Swiss infection rates are on the rise, but the government wants to avoid new nationwide measures such as a lockdown, health minister Alain Berset said on Wednesday. The sanguine stance contrasts with neighboring Austria shuttering earlier this week.

In Zurich, more than three-quarters of those eligible are vaccinated – residents of more rural Swiss cantons have been less willing. Switzerland's drug regulator approved booster shots for a wider swath of the population earlier this week.

The Swiss government on Thursday asked several cantons – especially those with low inoculation rates – to strengthen their defenses and to prepare hospital wards for what is expected to be a rush of patient admissions. The issue is hugely politically charged, though a vote on Sunday over the government's ability to make emergency decisions to combat the pandemic is expected to pass.

No Cert, No Entry

The national stance has big employers torn between commanding staff back to work, asking them to demonstrate their health to do so, or dispatching them back home again, a survey by finews.com found.

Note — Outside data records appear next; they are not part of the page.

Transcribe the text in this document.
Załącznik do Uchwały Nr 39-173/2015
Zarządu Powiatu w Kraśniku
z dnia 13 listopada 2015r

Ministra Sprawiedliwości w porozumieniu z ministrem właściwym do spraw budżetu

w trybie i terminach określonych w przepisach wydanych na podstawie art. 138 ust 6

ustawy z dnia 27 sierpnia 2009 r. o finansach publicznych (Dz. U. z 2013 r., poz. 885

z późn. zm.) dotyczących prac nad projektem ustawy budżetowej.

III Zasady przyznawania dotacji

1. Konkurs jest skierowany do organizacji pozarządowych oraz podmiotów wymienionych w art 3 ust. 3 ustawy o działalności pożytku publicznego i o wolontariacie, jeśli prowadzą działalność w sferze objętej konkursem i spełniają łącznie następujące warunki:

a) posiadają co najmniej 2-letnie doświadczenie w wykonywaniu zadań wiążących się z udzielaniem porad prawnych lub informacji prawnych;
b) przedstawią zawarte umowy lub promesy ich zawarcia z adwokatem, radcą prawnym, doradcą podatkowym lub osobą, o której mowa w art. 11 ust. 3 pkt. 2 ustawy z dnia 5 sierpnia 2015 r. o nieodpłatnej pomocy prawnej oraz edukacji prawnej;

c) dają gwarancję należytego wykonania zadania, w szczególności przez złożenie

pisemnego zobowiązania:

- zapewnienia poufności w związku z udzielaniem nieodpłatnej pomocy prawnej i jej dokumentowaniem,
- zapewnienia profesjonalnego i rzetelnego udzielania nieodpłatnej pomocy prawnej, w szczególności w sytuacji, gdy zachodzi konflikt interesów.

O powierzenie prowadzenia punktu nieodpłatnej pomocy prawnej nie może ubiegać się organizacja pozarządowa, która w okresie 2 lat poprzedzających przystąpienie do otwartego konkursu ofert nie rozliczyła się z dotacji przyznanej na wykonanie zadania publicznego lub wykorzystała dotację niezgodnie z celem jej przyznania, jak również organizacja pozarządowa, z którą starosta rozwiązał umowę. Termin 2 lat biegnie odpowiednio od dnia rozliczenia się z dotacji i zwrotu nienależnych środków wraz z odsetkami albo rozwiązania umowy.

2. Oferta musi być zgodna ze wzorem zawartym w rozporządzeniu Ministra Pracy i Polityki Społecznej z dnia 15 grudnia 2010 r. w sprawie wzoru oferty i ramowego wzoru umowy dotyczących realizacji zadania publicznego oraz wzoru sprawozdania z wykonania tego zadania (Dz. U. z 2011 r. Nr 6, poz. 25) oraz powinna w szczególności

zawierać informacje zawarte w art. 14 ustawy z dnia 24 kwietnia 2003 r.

Two – Swiss Re and Zurich Insurance – are electronically linking Covid certificates which attest to either a recent vaccination, convalescence from the illness, or negative test, to their entrance badges, «Tages-Anzeiger» (in German, behind paywall) reported.

Buzzing With Shoppers

The caution appears to be an outlier thus far: the tony shopping streets around Zurich’s Paradeplatz are buzzing with as many holiday shoppers as one week ago – compared to a relatively empty Mariahilfer Strasse in Vienna.

Passenger frequency on public transportation in Zurich is also steady, according to mobility data reported by «Neue Zuercher Zeitung» (behind paywall, in German). For firms, the resurgence of infection rates is a challenge: strict privacy laws protect employees from disclosing much about their health status. 

«Our Culture Is Close»

Banks have been keen to have client-facing staff back in offices. Zurich’s cantonal bank, where staff is largely back on site, is a prime example: the government-backed lender is eschewing asking employees about their health and inoculation status or requiring a Covid certificate.

Zuercher Kantonalbank's «culture demands we be close to individuals – clients as well as employees,» top private banker Florence Schnydrig Moser told finews.com earlier this month. By contrast, Credit Suisse said two-thirds of its staff in Switzerland are still working from home. Masks aren’t required, provided people can maintain a safe distance. 

Free COVID Tests

A source told finews.com the bank had asked for Christmas celebrations to be canceled. Credit Suisse offers free testing and recommends vaccination (it cannot require so under Swiss law). Employees who want to eat meals in the bank’s canteen must show a certificate – as they would be required to do at a restaurant as well.

Julius Baer said its domestic employees are combining home with physical presence work. Switzerland’s stock exchange operator SIX said jobs identified as «business-critical» are still in a split-working mode, or entirely from home. On average, roughly 60 percent of its staff are still working from home.